I don’t envision our son growing up to be a mooch or a rapist (mooching rapist?). That is not the concern. What I want to be sure of though, is that I’m putting forth every effort to be the best mother I can be for him. So, I’ve compiled a list of the things I hope I can offer my son. Perhaps it’s premature, the prospect of becoming a parent is a daunting one and (while I realize no amount of research or planning can truly prepare me for it) I don’t think it’s ever to early to start thinking about the type of parent you want to be.  I thought it would be a useful reference for the future.

  • I hope to instill in you a love of learning. I plan to do this by reading to you from an early age and taking you on lots of adventures. When you’re older, I’ll encourage you to go off and have adventures of your own. The world is pretty awesome, there’s a lot you can learn from what’s out there.
  • I hope to teach you respect for others. With technology, the world is getting smaller than it was when when your father and I were kids. It’s best that we all learn to get along and consider each other’s point of view before jumping to conclusions.
  •  I hope to help you figure out what your strengths and passions are. One of the most challenging things about growing up isn’t just figuring out what you want to do with your life, but also what you’re ABLE to do with it. We’re not all cut out to be super star athletes or Nobel Prize winning scientists. We’ll help you find out what YOU are best at and what makes YOU happy and we’ll do everything we can to see that that part of you is nurtured.
  • While I want to help you succeed, I plan on doing this by also allowing you to fail. Failure is one of the best teachers in life and it will teach you things that I alone cannot.  It’s not my wish to micromanage your life and solve your problems for you. By allowing you to fail, my hope is that you will eventually learn perseverance and develop confidence in your own ability to solve problems.
  • With that in mind, also know that it’s ok to ask for help when you need it. I myself am pretty guilty of forgetting this fact.
  • We want to prepare you for adulthood, but a huge part of that is allowing you time to be a child first. I look forward to many hours of inspecting bugs, dressing up as super heroes and building forts out of couch cushions.
  • I hope to prepare you, more than anything, to be a master of your own life. No one is ultimately responsible for you happiness but you.
  • If I send you off to college not knowing how to do your own laundry and prepare a basic, healthy meal for yourself, I’ve failed as your mother.
  • In the end, if you turn out anything like your father, I’ll consider my job a success.
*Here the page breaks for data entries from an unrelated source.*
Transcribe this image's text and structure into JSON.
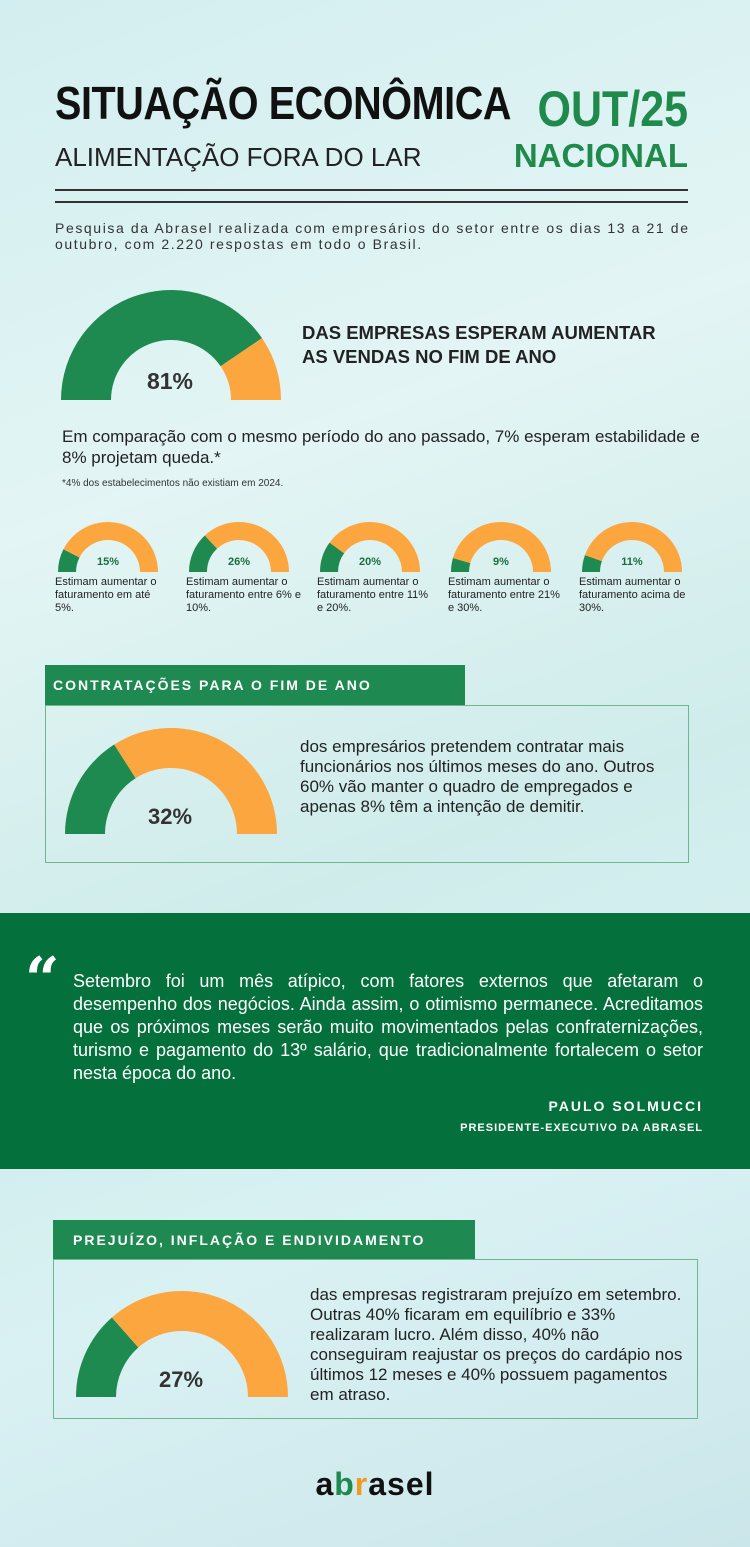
{
  "header": {
    "title": "SITUAÇÃO ECONÔMICA",
    "subtitle": "ALIMENTAÇÃO FORA DO LAR",
    "period": "OUT/25",
    "scope": "NACIONAL"
  },
  "intro": "Pesquisa da Abrasel realizada com empresários do setor entre os dias 13 a 21 de outubro, com 2.220 respostas em todo o Brasil.",
  "colors": {
    "green": "#1e8a4f",
    "orange": "#fba63f",
    "dark_green": "#04703b"
  },
  "sales": {
    "heading_line1": "DAS EMPRESAS ESPERAM AUMENTAR",
    "heading_line2": "AS VENDAS NO FIM DE ANO",
    "paragraph": "Em comparação com o mesmo período do ano passado, 7% esperam estabilidade e 8% projetam queda.*",
    "footnote": "*4% dos estabelecimentos não existiam em 2024."
  },
  "hiring": {
    "section_title": "CONTRATAÇÕES PARA O FIM DE ANO",
    "text": "dos empresários pretendem contratar mais funcionários nos últimos meses do ano. Outros 60% vão manter o quadro de empregados e apenas 8% têm a intenção de demitir."
  },
  "quote": {
    "mark": "“",
    "text": "Setembro foi um mês atípico, com fatores externos que afetaram o desempenho dos negócios. Ainda assim, o otimismo permanece. Acreditamos que os próximos meses serão muito movimentados pelas confraternizações, turismo e pagamento do 13º salário, que tradicionalmente fortalecem o setor nesta época do ano.",
    "author": "PAULO SOLMUCCI",
    "role": "PRESIDENTE-EXECUTIVO DA ABRASEL"
  },
  "loss": {
    "section_title": "PREJUÍZO, INFLAÇÃO E ENDIVIDAMENTO",
    "text": "das empresas registraram prejuízo em setembro. Outras 40% ficaram em equilíbrio e 33% realizaram lucro. Além disso, 40% não conseguiram reajustar os preços do cardápio nos últimos 12 meses e 40% possuem pagamentos em atraso."
  },
  "logo": {
    "text": "abrasel"
  },
  "chart_data": [
    {
      "type": "gauge",
      "id": "sales",
      "value": 81,
      "label": "81%"
    },
    {
      "type": "gauge",
      "id": "rev1",
      "value": 15,
      "label": "15%",
      "caption": "Estimam aumentar o faturamento em até 5%."
    },
    {
      "type": "gauge",
      "id": "rev2",
      "value": 26,
      "label": "26%",
      "caption": "Estimam aumentar o faturamento entre 6% e 10%."
    },
    {
      "type": "gauge",
      "id": "rev3",
      "value": 20,
      "label": "20%",
      "caption": "Estimam aumentar o faturamento entre 11% e 20%."
    },
    {
      "type": "gauge",
      "id": "rev4",
      "value": 9,
      "label": "9%",
      "caption": "Estimam aumentar o faturamento entre 21% e 30%."
    },
    {
      "type": "gauge",
      "id": "rev5",
      "value": 11,
      "label": "11%",
      "caption": "Estimam aumentar o faturamento acima de 30%."
    },
    {
      "type": "gauge",
      "id": "hiring",
      "value": 32,
      "label": "32%"
    },
    {
      "type": "gauge",
      "id": "loss",
      "value": 27,
      "label": "27%"
    }
  ]
}
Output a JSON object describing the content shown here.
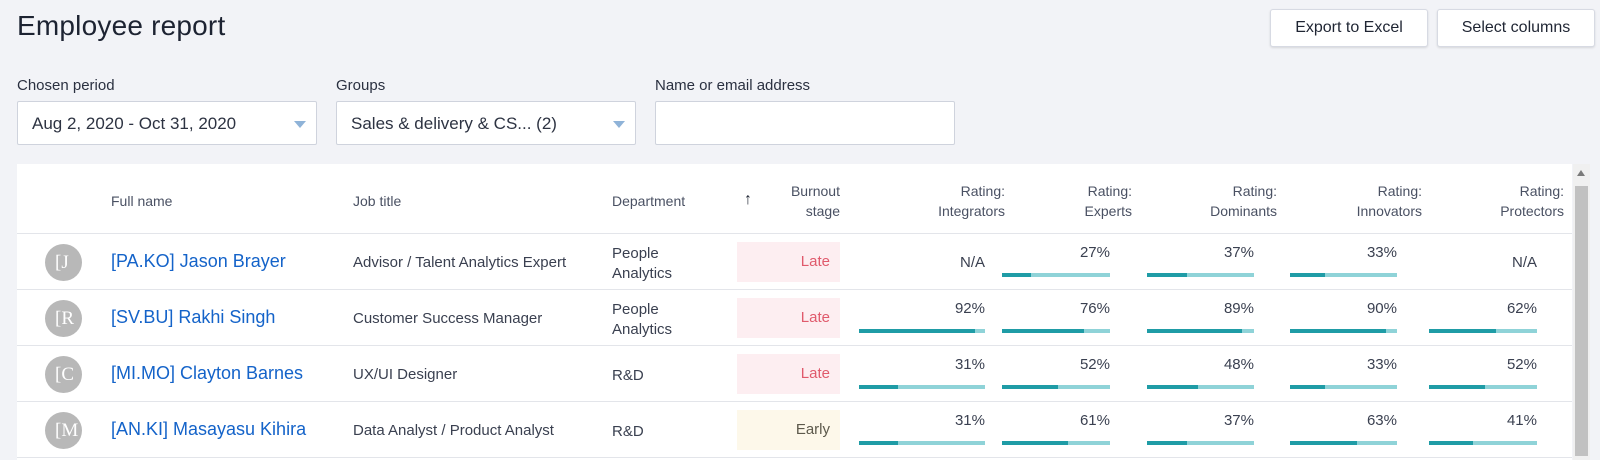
{
  "title": "Employee report",
  "toolbar": {
    "export_label": "Export to Excel",
    "columns_label": "Select columns"
  },
  "filters": {
    "period_label": "Chosen period",
    "period_value": "Aug 2, 2020 - Oct 31, 2020",
    "groups_label": "Groups",
    "groups_value": "Sales & delivery & CS... (2)",
    "search_label": "Name or email address",
    "search_value": ""
  },
  "table": {
    "headers": {
      "full_name": "Full name",
      "job_title": "Job title",
      "department": "Department",
      "burnout_1": "Burnout",
      "burnout_2": "stage",
      "rating": "Rating:",
      "integrators": "Integrators",
      "experts": "Experts",
      "dominants": "Dominants",
      "innovators": "Innovators",
      "protectors": "Protectors"
    },
    "sort_icon": "arrow-up-icon",
    "rows": [
      {
        "initial": "[J",
        "name": "[PA.KO] Jason Brayer",
        "job": "Advisor / Talent Analytics Expert",
        "dept1": "People",
        "dept2": "Analytics",
        "dept_single": "",
        "burnout": "Late",
        "integrators": "N/A",
        "experts": "27%",
        "dominants": "37%",
        "innovators": "33%",
        "protectors": "N/A"
      },
      {
        "initial": "[R",
        "name": "[SV.BU] Rakhi Singh",
        "job": "Customer Success Manager",
        "dept1": "People",
        "dept2": "Analytics",
        "dept_single": "",
        "burnout": "Late",
        "integrators": "92%",
        "experts": "76%",
        "dominants": "89%",
        "innovators": "90%",
        "protectors": "62%"
      },
      {
        "initial": "[C",
        "name": "[MI.MO] Clayton Barnes",
        "job": "UX/UI Designer",
        "dept1": "",
        "dept2": "",
        "dept_single": "R&D",
        "burnout": "Late",
        "integrators": "31%",
        "experts": "52%",
        "dominants": "48%",
        "innovators": "33%",
        "protectors": "52%"
      },
      {
        "initial": "[M",
        "name": "[AN.KI] Masayasu Kihira",
        "job": "Data Analyst / Product Analyst",
        "dept1": "",
        "dept2": "",
        "dept_single": "R&D",
        "burnout": "Early",
        "integrators": "31%",
        "experts": "61%",
        "dominants": "37%",
        "innovators": "63%",
        "protectors": "41%"
      }
    ]
  },
  "colors": {
    "link": "#1463c9",
    "bar_fill": "#1f9ca6",
    "bar_track": "#8fd3d8",
    "late_bg": "#fdeef1",
    "late_text": "#e05a6c",
    "early_bg": "#fdf8ea"
  }
}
Sorry if that just got a bit like a graduation speech! I’m sure this list will evolve and change over the years, but these are my thoughts for now. 🙂

*Of course I will love and accept him regardless of what his sexual preference turns out to be, but for now, he’s a baby and that is the farthest thing from my mind. We’ll cross that bridge when (and if) we come to it!

One thought on “Thoughts on Having a Baby Boy

  1. Beautiful list! I want the EXACT same things for my little girl, and I really appreciated that your list wasn’t really gendered at all. I haven’t started reading up on raising a strong and confident girl, but I’m sort of glad to know those resources exist when I’m ready for them. Sorry you couldn’t find anything as inspiring about raising boys.